Schnorr, who co-directs a printmaking workshop each summer in Florence, Italy, said the show takes on the inequalities on both sides of the border. “If we jump on the Mexican government for corruption, we also jump on San Diego,” he said.
Calling himself “the only white boy in the group,” Schnorr has been slaving away until 2 a.m. nightly, preparing paintings such as his blowup of the forbidding robot-like image of a border patrolman wearing a voice-activator device and night-vision glasses.
Schnorr is concerned about the parochialism of San Diegans. “What happens when people are not out on the street, when they receive all their information from media sources?” Schnorr asked. “People here get more upset when the Chargers lose or Dan Fouts hurts his ankle than when there’s some world cataclysmic disaster.”
Ochoa’s contribution is a reprise of a portable mural shown in San Francisco. The 13- by 26-foot piece portrays a “border lottery” game with cards representing 24 different realities. El coyote, the smuggler who brings aliens across the border; el mosco, the Border Patrol helicopter, and el pollo, the slang term for an illegal, shown here as a mirror, are filtered through Ochoa’s own droll sensibility.
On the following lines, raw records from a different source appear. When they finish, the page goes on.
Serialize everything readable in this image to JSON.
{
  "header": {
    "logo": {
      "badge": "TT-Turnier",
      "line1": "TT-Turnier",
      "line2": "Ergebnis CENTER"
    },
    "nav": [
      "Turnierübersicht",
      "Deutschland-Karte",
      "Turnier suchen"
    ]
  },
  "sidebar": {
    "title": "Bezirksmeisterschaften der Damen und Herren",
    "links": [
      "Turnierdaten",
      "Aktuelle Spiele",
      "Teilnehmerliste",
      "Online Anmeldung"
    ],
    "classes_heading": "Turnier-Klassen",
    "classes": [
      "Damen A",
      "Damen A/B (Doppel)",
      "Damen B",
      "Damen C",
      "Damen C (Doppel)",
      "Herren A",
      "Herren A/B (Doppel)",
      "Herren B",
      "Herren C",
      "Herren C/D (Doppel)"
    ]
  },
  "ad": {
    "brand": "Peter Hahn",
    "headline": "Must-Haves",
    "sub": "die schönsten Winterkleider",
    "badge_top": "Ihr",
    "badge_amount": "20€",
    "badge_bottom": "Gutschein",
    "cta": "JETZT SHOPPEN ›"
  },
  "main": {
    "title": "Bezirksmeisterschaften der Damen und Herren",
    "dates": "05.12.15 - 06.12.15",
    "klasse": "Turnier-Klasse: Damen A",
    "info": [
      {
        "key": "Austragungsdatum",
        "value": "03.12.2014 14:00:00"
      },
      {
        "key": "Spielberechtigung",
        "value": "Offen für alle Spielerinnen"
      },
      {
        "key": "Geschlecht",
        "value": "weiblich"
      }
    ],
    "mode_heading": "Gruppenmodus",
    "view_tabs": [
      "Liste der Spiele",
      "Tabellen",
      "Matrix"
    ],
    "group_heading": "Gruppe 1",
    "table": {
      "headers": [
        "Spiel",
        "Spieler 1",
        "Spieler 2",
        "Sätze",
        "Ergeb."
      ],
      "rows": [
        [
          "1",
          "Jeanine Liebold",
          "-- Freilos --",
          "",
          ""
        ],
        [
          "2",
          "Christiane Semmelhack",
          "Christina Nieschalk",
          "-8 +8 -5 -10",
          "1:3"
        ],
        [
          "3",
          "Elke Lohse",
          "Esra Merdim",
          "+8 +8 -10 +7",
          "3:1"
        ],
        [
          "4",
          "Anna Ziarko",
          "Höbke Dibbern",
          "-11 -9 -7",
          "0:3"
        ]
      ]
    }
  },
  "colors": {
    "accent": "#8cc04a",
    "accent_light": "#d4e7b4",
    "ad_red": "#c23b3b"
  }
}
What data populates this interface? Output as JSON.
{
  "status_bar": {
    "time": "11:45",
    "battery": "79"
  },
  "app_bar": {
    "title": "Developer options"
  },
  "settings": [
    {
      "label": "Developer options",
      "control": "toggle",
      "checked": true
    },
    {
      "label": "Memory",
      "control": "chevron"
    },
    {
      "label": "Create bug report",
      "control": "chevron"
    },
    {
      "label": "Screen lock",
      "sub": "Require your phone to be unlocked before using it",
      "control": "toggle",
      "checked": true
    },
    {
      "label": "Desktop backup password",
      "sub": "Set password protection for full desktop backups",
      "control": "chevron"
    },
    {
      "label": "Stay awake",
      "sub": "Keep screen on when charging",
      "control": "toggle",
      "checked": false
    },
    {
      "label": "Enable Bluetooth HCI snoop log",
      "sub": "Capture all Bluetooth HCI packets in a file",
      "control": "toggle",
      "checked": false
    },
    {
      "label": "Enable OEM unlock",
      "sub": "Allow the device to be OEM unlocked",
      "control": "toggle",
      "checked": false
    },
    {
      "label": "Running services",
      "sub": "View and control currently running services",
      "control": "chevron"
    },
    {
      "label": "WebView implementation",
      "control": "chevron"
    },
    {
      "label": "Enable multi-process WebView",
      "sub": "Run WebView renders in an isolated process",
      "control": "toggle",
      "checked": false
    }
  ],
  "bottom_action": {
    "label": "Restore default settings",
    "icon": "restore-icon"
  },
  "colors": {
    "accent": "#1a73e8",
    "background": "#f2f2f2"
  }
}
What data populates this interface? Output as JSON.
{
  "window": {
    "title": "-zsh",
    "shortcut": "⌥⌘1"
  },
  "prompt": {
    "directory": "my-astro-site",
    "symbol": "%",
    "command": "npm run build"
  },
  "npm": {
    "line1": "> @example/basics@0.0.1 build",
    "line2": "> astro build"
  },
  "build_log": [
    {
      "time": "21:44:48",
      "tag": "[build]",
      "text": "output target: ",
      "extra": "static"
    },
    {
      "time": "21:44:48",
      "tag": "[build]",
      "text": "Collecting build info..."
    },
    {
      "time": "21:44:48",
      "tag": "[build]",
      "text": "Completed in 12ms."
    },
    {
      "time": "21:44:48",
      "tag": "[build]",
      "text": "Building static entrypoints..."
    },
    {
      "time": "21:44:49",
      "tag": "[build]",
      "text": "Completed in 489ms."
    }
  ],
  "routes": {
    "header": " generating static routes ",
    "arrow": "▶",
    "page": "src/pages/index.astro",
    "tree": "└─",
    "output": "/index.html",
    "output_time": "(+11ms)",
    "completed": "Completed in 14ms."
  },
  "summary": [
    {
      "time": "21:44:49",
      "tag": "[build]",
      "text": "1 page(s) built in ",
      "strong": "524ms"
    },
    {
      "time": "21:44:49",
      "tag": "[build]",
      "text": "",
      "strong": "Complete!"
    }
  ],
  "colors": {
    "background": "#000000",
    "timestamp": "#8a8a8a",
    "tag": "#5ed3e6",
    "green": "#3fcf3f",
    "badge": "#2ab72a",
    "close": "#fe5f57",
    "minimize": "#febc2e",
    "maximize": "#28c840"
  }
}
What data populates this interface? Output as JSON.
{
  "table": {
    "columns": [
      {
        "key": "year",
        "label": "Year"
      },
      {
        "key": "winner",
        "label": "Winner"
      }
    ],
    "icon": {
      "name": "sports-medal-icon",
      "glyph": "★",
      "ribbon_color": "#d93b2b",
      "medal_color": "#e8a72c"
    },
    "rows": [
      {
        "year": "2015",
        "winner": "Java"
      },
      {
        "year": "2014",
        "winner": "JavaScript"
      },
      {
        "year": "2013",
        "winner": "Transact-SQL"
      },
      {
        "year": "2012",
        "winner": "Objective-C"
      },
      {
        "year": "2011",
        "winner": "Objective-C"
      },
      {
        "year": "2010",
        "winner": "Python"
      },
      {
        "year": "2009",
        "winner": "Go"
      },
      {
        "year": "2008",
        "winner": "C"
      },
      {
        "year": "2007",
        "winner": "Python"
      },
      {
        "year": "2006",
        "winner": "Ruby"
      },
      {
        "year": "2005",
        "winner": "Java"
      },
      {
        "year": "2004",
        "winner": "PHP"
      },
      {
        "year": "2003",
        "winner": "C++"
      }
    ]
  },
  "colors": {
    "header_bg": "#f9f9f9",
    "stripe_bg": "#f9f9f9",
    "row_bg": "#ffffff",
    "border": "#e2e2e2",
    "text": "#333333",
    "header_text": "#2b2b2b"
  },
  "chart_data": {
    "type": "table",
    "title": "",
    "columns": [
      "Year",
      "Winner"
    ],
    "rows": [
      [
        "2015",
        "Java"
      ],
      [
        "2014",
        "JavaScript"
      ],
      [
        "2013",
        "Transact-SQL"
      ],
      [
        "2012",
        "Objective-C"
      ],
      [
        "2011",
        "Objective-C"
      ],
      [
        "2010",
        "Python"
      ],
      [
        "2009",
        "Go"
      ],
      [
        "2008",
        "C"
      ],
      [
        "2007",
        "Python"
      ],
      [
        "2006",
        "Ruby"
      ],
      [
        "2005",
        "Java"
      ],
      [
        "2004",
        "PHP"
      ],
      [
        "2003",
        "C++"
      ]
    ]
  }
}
Avalos’ now famous “San Diego Donkey Cart,” ordered removed last month from the U.S. Courthouse plaza on Front Street, will be on exhibit. An altar, similar to those found in traditional Mexican homes, will be part of the exhibit. It will contain a television monitor showing a video produced by Artenstein. The artists have requested that visitors bring items to add to the altar.
This exhibit is not a Pollyanna-like view of the border. Too much needs changing, said Schnorr, adding: “It’s not yet time for that kind of art.”
“We’re trying to create a social dialogue,” Avalos said. “There’s something very civilizing and engaging in a dialogue. When you get to the point where you’re not in a dialogue, things can get very brutal. I don’t want to raise children in dread of a relationship doomed to blow up in everybody’s faces.”